Изгнанники.
Часть вторая.
Глава V. В Квебекской гавани.

Заявление о нарушении
авторских прав
Автор:Дойль А. К., год: 1893
Категории:Роман, Историческое произведение, Приключения

Оригинал этого текста в старой орфографии. Ниже предоставлен автоматический перевод текста в новую орфографию. Оригинал можно посмотреть по ссылке: Изгнанники. Часть вторая. Глава V. В Квебекской гавани. (старая орфография)

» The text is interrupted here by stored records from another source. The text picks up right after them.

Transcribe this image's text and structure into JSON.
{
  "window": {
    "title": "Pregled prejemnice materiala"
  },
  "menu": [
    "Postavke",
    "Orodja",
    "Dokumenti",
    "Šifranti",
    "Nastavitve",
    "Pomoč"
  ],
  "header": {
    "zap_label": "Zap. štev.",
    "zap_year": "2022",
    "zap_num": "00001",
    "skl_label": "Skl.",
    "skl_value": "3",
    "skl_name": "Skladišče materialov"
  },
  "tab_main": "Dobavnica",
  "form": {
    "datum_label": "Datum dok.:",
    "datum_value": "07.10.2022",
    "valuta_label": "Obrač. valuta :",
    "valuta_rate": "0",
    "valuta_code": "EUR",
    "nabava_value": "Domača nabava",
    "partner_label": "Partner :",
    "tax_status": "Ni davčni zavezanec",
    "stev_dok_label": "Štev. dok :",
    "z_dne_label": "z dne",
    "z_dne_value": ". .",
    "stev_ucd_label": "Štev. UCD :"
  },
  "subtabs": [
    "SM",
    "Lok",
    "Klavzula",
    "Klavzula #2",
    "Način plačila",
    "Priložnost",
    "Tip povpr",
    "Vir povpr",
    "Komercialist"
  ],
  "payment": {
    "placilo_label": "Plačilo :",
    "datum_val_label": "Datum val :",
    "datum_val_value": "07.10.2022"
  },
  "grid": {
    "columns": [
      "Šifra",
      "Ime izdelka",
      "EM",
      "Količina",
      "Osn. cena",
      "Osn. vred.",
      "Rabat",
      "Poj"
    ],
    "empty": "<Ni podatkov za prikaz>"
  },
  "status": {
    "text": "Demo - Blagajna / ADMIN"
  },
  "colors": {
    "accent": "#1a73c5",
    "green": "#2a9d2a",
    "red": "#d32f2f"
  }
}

Предыдущая страницаОглавлениеСледующая страница

ГЛАВА V.
В Квебекской гавани.

На корабле, принявшем наших потерпевших, образовалось теперь довольно странное общество. "Св. Христофор" покинул крепость Ла-Рошель, три недели назад, в сопровождении четырех меньших судов, везших пятьсот солдат на помощь поселенцам реки Св. Лаврентия. Но в океане корабли отбились друг от друга, и губернатор продолжал путь один, надеясь уже в реке снова собрать свою эскадру. С собою он имел одну роту Керсийского полка, свой собственный штаб, нового епископа Канады, Сен-Валье, с несколькими лицами его свиты, трех монахов францисканского ордена, пять иезуитов, назначенных в роковую миссию к Ирокезам, с полдюжины дам, ехавших к своим мужъям, двух монахинь, от десяти до двенадцати французов, которых влекли за море страсть к приключениям и надежда поправить свои дела.

Присоединить к такому сборищу горсть новоанглийских индепендентов (протестантов), пуританина из Бостона и троих гугенотов, значило - приложить к пороховому боченку горящую головню. Однако, все так были заняты собственными делами, что новоприбывших предоставили самим себе. Тридцать человек солдат страдало цынгой и лихорадкой, так что все монахи и монахини были очень заняты уходом за ними. Губернатор Денанвил, очень набожный драгун, целыми днями ходил по палубе и читал псалмы Давида, а большую часть ночей проводил за планами и картами, замышляя истребить Ирокезов, опустошавших вверенный ему край, а епископ Сен-Валье отправлял богослужение и поучал наставлениями своих подчиненных. Ефраим Савадж по целым дням простаивал на палубе, не сводя глаз с этого добряка и его краснообрезного требника и все время ворча о "мерзости запустения".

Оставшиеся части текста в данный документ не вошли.